En revanche, avant H'atzot, même selon Rabbi Yéhouda, il est possible de le détruire par n'importe quel moyen.
C'est l'opinion de Rabbenou Tam et du Maharam H'alawa sur Pessah'im 27b. Cependant, Rashi (ad loc.) explique que pour Rabbi Yéhouda, la mitsva de brûler s'applique avant H'atzot. Selon la compréhension du Rosh des propos de Rashi, cela signifie que la mitsva de brûler ne s'applique qu'à la sixième heure.
Le Tour, quant à lui, a compris de Rashi que même avant cela, selon Rabbi Yéhouda, c'est une mitsva de le brûler. Par conséquent, selon cette approche, c'est une mitsva d'éliminer le 'hametz par le feu.

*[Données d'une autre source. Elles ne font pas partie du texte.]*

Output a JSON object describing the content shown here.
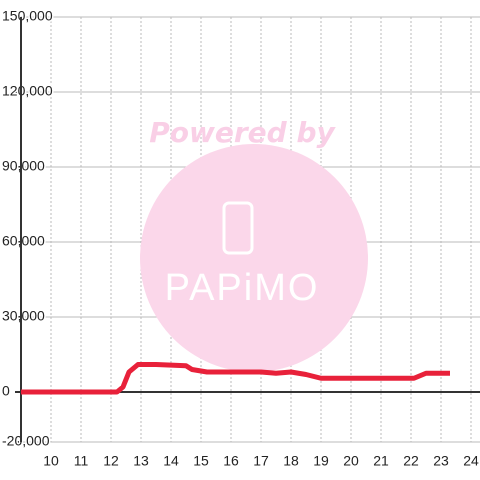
{
  "chart_data": {
    "type": "line",
    "watermark": {
      "line1": "Powered by",
      "line2": "PAPiMO"
    },
    "xlim": [
      9,
      24.3
    ],
    "xticks": [
      10,
      11,
      12,
      13,
      14,
      15,
      16,
      17,
      18,
      19,
      20,
      21,
      22,
      23,
      24
    ],
    "ylim": [
      -20000,
      150000
    ],
    "yticks": [
      {
        "value": -20000,
        "label": "-20,000"
      },
      0,
      {
        "value": 30000,
        "label": "30,000"
      },
      {
        "value": 60000,
        "label": "60,000"
      },
      {
        "value": 90000,
        "label": "90,000"
      },
      {
        "value": 120000,
        "label": "120,000"
      },
      {
        "value": 150000,
        "label": "150,000"
      }
    ],
    "grid": true,
    "x": [
      9,
      12.2,
      12.4,
      12.6,
      12.9,
      13.5,
      14.5,
      14.7,
      15.2,
      17,
      17.5,
      18,
      18.5,
      19,
      22.1,
      22.5,
      23.3
    ],
    "series": [
      {
        "color": "#e8213a",
        "values": [
          0,
          0,
          2000,
          8000,
          11000,
          11000,
          10500,
          9000,
          8000,
          8000,
          7500,
          8000,
          7000,
          5500,
          5500,
          7500,
          7500
        ]
      }
    ]
  }
}
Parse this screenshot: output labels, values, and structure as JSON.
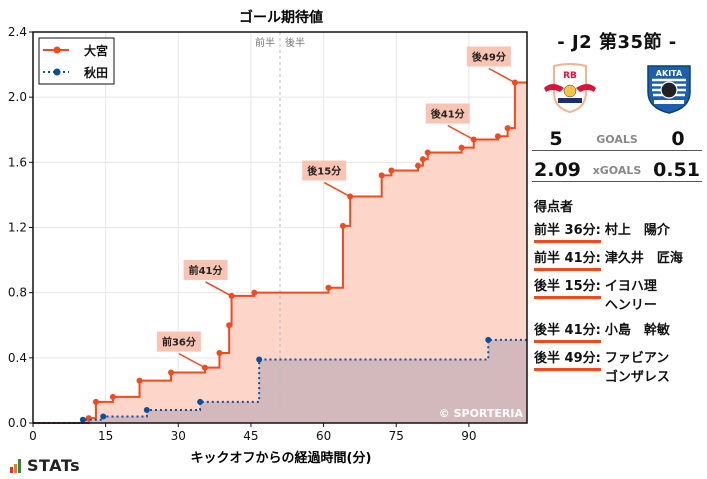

Voir encore Berour Halah'a (dans Guemara avec Halah'a Beroura, Mah'on HaRav Tzvi Yehouda, sur Pessa'him 27b, pour un résumé du sujet et différents avis. Et bien qu'il soit clair pour presque tous les décisionnaires qu'il n'y a pas de mitsva de brûler le h'ametz avant l'heure de son interdiction, le Rema (OH 434,2 et 445,1) a écrit que la coutume est de le brûler.
Le rav Ben Tzion Abba Shaoul (resp. Or LeTzion, vol. I, §33) explique que la rigueur de brûler le h'ametz repose sur la combinaison de plusieurs approches : premièrement, l'avis des décisionnaires qui tranchent comme Rabbi Yéhouda, associé à la compréhension de Rashi selon laquelle la mitsva de le brûler s'applique avant l'heure de l'interdiction. De plus, on ne suit pas l'opinion de Rashi selon laquelle on pourrait aussi s'en débarrasser par l'annulation ( bitoul ), mais plutôt l'opinion des Tossafot selon laquelle l'annulation fonctionne par le biais de l'abandon de propriété ( hefker ) ; par conséquent, la mitsva de l'élimination devrait se faire spécifiquement par le feu ; ce serait de là que proviendrait l'usage.